I would say yes absolutely you can follow your dreams there are many athletes with asthma Paula Radcliffe for one off the top oft head. Give it some time keep taking your symbicort and I'm sure your strength will come back. Also hard after pred but try to minimise your risk of catching a cold I've had 3 since as I have small germy children lol but they just set you back and don't forget flu jab!


Your asthma sounds poorly controlled. If asthma symptoms are limiting your exercise you should be going back to your GP/asthma nurse. They should be able to get your asthma better controlled, maybe with different inhalers and or the addition of other drugs. A tablet called Montelukast can have a positive effect on exercise induced asthma although it's mainly aimed at allergy related asthma. With better control you've got every chance of following your goals.

Your fitness will come back quickly enough as your asthma gets better. I'm a runner and fairly often cannot run for weeks at a time because of poorly controlled asthma, but when I get going again my fitness returns quickly, sometimes my legs do really well after an attack as they've had several weeks rest, just need to be gentle on the lungs and build up from low intensity to medium and then high. Good luck Margy, don't have any doubts about being able to pursue this. Having asthma just made me more determined to succeed (even won a couple of races and a few more prizes), I hope you feel this way too.

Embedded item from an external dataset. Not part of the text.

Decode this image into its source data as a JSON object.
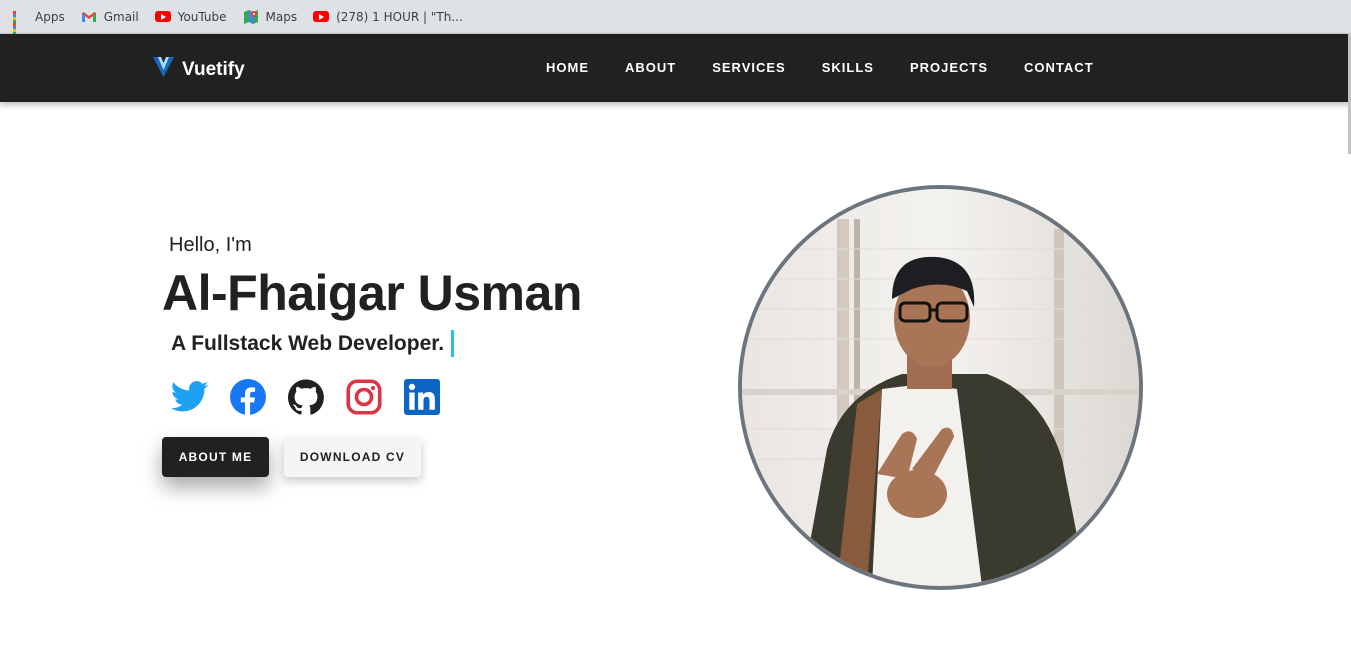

Apologies if this is off topic but David Beckham has exercise induced asthma. I remember reading an article in the Times years ago where he said that he takes an inhaler before he does exercise and then he's usually okay? I can't quite remember, though.




Hi Margy,

I am a ex respiratory nurse so have dealt with situations like this many times

You usually don't grow out of asthma

I know they say 1 in 10 children say they have it & 1 in 20 adults say they have it so that implies that it goes away.

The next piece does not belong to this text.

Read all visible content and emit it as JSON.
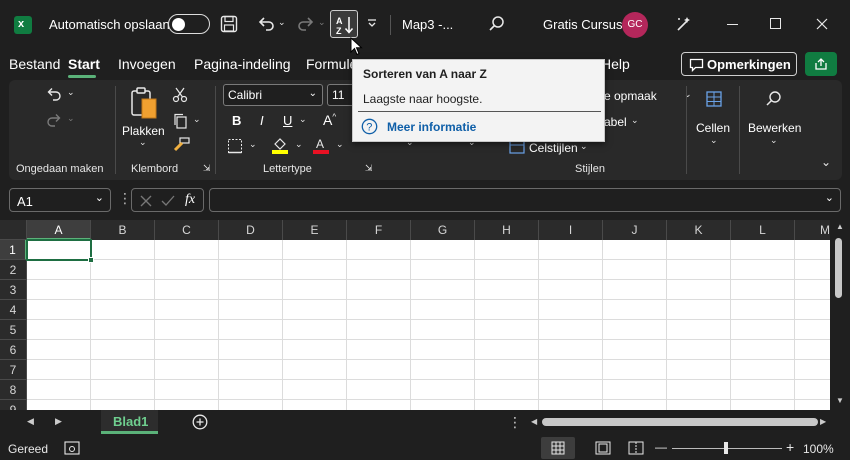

However I truly believe that once in the adult service, many patients are given more leeway unlike in the children's service where we would ring them up if they missed an appointment, see them weekly if needs be, have a nurse specialist at the end of a phone etc etc.

I believe people think they are free or well controlled but they aren't.

We really need to ensure that ALL asthma patient get the educations, close monitoring & support as it is often the mild & moderate NOT SEVERE that run into problem as with severe asthmatic they are probably seen more.

Asthma is not NOTHING as I have heard people say, it is.

As for being an athlete if you are very good you will have a team doctor (never met one so don't know the extent of their asthma knowledge tho) who monitor you.

I know that quite a few athletes are asthmatic, Paula Radcliffe, is one plus a swimmer who's name escapes me are a couple.

So I would say get your asthma as best as you can by seeing the dr & nurse, make sure you use take your inhalers , take them regularly, take the inhaler correctly.& when, use your asthma management plan & try to get a lung function done by a physiologist so you know how you really are.